Opini oleh : Adi Yusuf Tamburaka, Ketua Umum Forum Komunikasi Pemberantasan Korupsi Sulawesi Tenggara
Negeriku 80 Tahun Merdeka, Namun Korupsi Menggurita di Semua Sendi Kehidupan Bernegara
Delapan dekade kemerdekaan seharusnya menjadi momentum bangsa ini untuk menatap masa depan dengan penuh optimisme. Kita telah melewati masa penjajahan, membangun kembali dari puing-puing perang, dan menapaki jalan panjang pembangunan. Namun, ironi besar masih mencengkram negeri ini: korupsi yang menggurita di hampir semua sendi kehidupan bernegara.

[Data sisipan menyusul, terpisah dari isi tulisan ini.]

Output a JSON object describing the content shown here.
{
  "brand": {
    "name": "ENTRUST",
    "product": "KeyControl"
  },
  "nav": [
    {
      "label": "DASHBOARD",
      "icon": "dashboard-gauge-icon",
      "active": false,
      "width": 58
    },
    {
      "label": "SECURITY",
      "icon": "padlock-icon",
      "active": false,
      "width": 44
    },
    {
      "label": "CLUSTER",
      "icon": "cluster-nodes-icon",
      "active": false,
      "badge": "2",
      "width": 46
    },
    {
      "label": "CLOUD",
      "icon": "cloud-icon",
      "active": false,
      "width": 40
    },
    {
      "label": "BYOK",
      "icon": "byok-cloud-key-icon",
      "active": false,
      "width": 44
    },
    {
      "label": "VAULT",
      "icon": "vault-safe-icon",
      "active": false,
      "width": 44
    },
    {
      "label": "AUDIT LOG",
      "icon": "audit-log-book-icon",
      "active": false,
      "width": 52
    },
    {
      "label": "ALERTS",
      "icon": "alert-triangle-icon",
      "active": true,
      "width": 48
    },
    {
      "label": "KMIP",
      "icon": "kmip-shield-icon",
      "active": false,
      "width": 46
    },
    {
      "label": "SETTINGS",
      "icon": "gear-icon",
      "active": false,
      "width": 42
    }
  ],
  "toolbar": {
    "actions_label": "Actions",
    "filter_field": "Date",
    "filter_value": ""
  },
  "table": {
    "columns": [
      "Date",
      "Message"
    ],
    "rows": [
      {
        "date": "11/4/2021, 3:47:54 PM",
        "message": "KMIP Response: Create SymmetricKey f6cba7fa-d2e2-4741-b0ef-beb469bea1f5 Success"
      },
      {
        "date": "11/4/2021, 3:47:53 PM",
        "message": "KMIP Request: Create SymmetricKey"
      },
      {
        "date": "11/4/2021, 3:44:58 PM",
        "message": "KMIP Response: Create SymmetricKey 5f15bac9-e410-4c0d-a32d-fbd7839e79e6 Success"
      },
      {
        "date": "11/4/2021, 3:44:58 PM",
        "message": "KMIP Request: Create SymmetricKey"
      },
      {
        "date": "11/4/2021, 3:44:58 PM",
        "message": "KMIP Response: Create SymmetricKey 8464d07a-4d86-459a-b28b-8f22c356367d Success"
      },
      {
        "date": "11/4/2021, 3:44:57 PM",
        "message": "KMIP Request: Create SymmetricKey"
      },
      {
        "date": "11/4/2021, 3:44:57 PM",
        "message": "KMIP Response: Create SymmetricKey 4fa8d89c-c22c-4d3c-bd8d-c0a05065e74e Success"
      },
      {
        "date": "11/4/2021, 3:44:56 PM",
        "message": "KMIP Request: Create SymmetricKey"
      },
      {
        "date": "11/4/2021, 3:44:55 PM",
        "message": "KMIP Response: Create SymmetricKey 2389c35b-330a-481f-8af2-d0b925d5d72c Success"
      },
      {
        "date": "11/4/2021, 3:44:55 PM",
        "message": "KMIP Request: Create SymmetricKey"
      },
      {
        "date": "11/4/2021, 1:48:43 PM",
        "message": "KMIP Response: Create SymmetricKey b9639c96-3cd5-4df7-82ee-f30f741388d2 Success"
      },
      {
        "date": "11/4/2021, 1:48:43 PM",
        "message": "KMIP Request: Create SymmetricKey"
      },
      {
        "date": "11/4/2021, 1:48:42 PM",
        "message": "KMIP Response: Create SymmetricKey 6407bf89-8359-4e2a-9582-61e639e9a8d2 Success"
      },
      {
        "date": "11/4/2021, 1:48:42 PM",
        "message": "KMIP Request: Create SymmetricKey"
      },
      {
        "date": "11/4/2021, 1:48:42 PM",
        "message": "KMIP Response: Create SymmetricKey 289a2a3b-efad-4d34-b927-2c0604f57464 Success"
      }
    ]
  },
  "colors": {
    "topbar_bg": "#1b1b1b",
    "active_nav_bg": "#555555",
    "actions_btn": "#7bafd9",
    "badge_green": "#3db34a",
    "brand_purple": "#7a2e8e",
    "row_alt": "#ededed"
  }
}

Korupsi bukan lagi sekadar perilaku menyimpang segelintir orang, melainkan telah menjadi sistem yang mengakar. Dari pusat hingga daerah, dari jabatan tinggi hingga pelayanan publik paling bawah, praktik memperkaya diri dan kelompok dengan mengorbankan kepentingan rakyat masih saja menjadi cerita sehari-hari. Padahal, pasal 7 UUD 1945 telah menegaskan tujuan bernegara adalah melindungi segenap bangsa dan memajukan kesejahteraan umum. Bagaimana tujuan itu tercapai bila keuangan negara bocor di berbagai lini?
Kita harus jujur mengakui, meskipun ada upaya pemberantasan, dari pembentukan KPK hingga berbagai regulasi antikorupsi, hasilnya belum sepadan dengan kerugian yang ditimbulkan. Korupsi telah bermutasi dalam bentuk baru: suap terselubung, manipulasi anggaran, gratifikasi berkedok hadiah, bahkan kebijakan publik yang diarahkan untuk kepentingan tertentu. Lebih menyedihkan lagi, masyarakat pun sering kali permisif—menganggap “uang pelicin” sebagai hal lumrah, sehingga korupsi tidak lagi dipandang sebagai kejahatan besar, melainkan sekadar “biaya tambahan” untuk memperlancar urusan.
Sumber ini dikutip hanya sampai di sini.